A antiga casa de ração, o armazém de açúcar e a estribaria ganharam roupa nova para abrigar os hóspedes. Nos finais de semana, todos os apartamentos ficam ocupados. A maioria dos visitantes é de outras cidades do Estado.
“Em média, recebemos 150 pessoas por final de semana. Esta é uma iniciativa de grande valia para nós. Estamos criando um pólo de desenvolvimento na região”, diz Erivaldo Araújo, proprietário do Santa Fé. O patrimônio histórico e cultural foi todo mantido, valorizando e aproveitando algumas peças que fazem parte da história do engenho.
A antiga casa de purgar o açúcar foi revitalizada, conservando os utensílios originais. Com relação à moita, onde era feito o açúcar, Erivaldo Araújo fez a recomposição do maquinário, para que os visitantes possam conhecer todo o mecanismo de madeira que movia a moenda puxada por boi ou cavalo (almanjarra), os tachos e as formas conhecidas como pão-de-açúcar.
DOCES – Vizinha ao Santa Fé, encontra-se funcionando em pleno vapor a fábrica Doces do Bonito, instalada no Engenho Bonito. Ele foi o segundo a se engajar no projeto. Diariamente, são produzidos 350 potes de doces em calda e geléias de frutas da terra como jaca, laranja, goiaba.
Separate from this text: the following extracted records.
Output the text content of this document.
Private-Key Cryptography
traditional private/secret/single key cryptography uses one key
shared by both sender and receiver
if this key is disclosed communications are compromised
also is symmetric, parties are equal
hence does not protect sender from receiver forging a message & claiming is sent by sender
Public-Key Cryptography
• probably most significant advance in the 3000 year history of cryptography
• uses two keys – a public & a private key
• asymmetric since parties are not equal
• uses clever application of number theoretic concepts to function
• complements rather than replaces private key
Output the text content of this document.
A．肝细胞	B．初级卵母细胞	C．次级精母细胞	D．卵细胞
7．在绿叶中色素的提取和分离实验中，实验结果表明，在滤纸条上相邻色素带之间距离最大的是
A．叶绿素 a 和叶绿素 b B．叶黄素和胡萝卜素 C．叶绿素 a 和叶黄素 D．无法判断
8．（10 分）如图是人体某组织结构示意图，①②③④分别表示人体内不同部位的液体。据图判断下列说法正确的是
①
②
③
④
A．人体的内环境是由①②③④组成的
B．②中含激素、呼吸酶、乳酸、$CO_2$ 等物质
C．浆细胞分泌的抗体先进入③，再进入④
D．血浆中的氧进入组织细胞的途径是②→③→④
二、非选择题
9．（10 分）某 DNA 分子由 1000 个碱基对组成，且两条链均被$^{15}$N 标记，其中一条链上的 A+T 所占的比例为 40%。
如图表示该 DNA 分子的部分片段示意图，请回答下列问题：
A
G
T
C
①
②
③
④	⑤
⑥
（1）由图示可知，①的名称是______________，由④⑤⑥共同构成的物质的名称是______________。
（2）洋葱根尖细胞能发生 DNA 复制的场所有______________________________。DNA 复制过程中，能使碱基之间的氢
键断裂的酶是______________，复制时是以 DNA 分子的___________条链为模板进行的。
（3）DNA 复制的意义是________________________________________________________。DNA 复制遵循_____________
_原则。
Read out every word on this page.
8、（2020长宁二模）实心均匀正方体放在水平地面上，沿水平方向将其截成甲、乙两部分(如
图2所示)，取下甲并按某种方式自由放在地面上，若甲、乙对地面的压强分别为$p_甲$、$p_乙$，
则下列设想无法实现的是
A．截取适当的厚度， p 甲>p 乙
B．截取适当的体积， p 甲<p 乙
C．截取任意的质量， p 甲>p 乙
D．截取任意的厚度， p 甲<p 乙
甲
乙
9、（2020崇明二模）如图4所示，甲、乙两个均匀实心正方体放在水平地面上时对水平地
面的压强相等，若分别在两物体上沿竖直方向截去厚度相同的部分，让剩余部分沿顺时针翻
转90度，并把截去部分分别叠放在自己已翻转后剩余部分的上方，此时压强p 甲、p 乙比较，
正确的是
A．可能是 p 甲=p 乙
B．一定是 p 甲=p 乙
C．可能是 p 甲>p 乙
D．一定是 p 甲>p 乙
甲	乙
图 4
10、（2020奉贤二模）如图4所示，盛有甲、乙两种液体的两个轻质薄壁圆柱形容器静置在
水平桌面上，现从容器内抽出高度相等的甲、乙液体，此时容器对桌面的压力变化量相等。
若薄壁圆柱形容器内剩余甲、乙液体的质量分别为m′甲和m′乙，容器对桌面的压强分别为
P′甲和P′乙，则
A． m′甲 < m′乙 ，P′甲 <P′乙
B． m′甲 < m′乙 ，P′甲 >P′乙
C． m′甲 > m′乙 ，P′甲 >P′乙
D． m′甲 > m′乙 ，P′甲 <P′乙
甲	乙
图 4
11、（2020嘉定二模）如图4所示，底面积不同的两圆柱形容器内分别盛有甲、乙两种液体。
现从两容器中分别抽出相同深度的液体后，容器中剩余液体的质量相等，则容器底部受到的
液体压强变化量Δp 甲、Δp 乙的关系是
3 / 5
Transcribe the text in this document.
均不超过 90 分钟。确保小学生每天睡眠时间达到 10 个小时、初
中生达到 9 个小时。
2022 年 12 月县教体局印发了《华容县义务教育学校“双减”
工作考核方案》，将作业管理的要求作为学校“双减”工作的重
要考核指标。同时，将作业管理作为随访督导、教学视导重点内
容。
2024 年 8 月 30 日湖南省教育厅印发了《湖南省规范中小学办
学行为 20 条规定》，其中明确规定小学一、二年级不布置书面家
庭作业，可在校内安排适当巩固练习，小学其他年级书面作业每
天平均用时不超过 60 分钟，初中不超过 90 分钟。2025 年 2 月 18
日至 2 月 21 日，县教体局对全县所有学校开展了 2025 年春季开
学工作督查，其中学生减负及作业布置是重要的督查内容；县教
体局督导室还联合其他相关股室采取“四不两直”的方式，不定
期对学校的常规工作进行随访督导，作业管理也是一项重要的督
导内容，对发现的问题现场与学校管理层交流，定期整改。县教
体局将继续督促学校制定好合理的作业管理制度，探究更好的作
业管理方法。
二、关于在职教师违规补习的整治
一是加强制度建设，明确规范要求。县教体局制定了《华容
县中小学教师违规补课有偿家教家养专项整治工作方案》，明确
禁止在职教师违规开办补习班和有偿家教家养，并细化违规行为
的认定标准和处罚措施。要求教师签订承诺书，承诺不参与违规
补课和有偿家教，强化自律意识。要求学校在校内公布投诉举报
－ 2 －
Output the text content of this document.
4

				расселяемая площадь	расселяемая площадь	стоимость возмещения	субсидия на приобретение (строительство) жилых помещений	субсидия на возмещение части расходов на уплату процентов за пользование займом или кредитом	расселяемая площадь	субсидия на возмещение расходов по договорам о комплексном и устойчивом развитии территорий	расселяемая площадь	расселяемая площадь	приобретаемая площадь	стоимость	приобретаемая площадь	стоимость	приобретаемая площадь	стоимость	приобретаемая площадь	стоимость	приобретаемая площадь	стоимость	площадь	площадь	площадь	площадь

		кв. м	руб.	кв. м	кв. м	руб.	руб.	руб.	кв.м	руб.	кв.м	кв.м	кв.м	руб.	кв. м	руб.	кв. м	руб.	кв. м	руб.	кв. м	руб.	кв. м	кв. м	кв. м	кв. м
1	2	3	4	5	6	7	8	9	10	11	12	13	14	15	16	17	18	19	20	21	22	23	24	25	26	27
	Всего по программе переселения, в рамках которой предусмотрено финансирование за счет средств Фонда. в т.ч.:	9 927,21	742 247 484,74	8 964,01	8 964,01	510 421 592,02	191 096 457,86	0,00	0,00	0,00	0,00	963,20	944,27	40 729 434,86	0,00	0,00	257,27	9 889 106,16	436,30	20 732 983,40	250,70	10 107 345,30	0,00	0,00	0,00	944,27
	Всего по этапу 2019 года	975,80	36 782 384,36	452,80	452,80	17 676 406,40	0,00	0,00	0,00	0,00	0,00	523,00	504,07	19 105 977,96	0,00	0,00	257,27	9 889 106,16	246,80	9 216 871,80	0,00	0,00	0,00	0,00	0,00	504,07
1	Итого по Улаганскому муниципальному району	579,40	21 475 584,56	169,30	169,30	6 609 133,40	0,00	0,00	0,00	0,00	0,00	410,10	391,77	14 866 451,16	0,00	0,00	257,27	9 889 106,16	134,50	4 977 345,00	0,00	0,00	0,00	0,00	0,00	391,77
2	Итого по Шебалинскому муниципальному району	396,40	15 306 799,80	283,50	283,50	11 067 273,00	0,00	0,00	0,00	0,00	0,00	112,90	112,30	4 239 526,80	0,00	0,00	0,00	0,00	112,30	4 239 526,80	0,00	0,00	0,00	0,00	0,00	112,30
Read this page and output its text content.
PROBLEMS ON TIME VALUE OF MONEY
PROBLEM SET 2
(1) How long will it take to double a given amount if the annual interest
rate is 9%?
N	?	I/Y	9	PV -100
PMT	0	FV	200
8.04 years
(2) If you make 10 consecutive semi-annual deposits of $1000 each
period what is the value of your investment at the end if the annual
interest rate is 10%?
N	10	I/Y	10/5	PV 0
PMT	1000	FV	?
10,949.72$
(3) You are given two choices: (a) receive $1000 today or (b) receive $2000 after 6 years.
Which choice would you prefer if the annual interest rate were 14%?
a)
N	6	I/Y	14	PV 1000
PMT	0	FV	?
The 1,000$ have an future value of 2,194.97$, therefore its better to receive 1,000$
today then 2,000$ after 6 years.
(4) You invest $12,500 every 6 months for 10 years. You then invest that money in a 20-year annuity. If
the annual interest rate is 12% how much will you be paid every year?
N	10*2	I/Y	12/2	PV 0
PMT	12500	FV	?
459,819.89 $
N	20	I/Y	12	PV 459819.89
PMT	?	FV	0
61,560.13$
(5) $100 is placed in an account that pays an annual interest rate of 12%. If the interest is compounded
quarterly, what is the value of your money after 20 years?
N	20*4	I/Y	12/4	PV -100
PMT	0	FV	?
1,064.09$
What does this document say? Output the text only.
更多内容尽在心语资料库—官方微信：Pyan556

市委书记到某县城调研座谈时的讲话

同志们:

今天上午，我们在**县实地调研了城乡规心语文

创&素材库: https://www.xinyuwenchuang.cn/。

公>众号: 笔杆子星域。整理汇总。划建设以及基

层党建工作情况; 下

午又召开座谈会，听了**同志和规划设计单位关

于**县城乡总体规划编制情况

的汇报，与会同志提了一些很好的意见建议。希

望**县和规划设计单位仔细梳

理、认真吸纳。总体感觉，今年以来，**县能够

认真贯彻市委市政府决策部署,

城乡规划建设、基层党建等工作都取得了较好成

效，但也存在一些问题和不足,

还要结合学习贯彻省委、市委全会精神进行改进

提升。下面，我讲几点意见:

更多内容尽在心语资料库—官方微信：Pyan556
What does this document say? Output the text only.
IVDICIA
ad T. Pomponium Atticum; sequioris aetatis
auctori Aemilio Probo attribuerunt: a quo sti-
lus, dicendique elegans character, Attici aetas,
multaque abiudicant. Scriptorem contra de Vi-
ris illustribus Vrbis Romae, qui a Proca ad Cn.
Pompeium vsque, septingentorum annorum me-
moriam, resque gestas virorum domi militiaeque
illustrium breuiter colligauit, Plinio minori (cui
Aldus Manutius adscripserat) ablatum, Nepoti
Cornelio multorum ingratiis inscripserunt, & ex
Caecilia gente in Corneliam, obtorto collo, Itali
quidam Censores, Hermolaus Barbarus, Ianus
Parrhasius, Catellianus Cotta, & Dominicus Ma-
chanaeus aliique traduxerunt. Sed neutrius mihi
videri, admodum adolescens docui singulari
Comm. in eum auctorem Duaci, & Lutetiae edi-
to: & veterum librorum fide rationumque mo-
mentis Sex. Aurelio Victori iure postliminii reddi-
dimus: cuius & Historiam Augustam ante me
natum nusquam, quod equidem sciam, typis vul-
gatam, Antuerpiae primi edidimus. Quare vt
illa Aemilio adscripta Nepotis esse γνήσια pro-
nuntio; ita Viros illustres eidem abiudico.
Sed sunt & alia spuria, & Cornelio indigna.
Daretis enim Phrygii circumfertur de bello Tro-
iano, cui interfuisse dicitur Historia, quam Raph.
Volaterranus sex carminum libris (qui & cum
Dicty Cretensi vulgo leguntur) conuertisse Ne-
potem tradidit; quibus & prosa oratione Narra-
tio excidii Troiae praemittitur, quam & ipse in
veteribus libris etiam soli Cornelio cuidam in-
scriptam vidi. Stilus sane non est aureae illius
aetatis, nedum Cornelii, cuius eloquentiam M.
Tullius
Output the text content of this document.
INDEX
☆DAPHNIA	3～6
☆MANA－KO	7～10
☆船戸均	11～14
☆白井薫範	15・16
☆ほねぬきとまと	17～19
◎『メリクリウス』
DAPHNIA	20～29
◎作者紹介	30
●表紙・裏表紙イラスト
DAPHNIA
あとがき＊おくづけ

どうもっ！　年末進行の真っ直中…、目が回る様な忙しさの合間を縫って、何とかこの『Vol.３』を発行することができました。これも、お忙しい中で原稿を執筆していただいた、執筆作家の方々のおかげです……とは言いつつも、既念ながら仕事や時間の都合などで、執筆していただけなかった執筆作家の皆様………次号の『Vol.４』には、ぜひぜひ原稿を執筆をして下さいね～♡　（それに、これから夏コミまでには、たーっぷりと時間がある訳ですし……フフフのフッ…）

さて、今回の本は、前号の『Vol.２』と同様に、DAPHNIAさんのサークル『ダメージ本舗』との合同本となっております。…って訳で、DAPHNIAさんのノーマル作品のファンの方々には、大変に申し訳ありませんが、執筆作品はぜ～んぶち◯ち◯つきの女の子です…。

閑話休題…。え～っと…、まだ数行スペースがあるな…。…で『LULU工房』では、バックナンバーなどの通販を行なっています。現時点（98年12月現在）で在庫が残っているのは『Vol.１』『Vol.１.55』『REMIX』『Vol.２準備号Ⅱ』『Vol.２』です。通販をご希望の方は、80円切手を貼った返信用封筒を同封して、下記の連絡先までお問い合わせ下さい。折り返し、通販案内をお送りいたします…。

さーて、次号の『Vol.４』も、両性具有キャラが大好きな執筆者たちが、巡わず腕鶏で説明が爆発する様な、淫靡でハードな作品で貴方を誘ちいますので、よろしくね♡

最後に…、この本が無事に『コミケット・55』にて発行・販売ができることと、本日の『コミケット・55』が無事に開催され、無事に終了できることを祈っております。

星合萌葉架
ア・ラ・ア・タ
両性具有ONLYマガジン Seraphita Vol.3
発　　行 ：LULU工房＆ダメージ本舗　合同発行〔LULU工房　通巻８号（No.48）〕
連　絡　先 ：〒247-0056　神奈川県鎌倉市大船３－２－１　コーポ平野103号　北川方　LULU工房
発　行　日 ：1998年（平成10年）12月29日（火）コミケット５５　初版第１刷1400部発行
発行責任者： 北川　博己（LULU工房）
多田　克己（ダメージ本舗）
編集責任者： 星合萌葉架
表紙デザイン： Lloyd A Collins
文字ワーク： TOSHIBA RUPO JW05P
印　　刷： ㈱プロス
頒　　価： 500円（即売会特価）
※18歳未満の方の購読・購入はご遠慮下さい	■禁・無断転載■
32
A proprietária, Gerusa Cavalcante, que começou fabricando doces modestamente para os familiares na cozinha da casa grande, teve a iniciativa de vender os produtos aos supermercados e mercearias. A idéia deu certo e com um investimento inicial de R$ 35 mil na aquisição de equipamentos e fornos semi-industriais, a fábrica foi montada. Hoje, Gerusa conta com oito funcionárias.
Ao invés de trabalharem no corte da cana, elas receberam qualificação e treinamento por meio da assessoria do Instituto Tecnológico de Pernambuco (Itep) e do Sebrae. O centro de treinamento funciona no Engenho Ventura, poucos metros distantes dos outros. Nele, também funcionam o Clube da Mulher no Campo, as escolas para os filhos dos moradores e as oficinas para os jovens da comunidade.
Tanto os homens como as mulheres, estão tendo a oportunidade de se alfabetizarem e de conhecerem a história da Zona da Mata, com aulas sobre a história e a geografia da região. Além disso, as trabalhadoras, que fazem parte do Clube da Mulher do Campo, têm aulas de educação sexual, de corte e costura, bordado, culinária, horta, artesanato, além de outras atividades.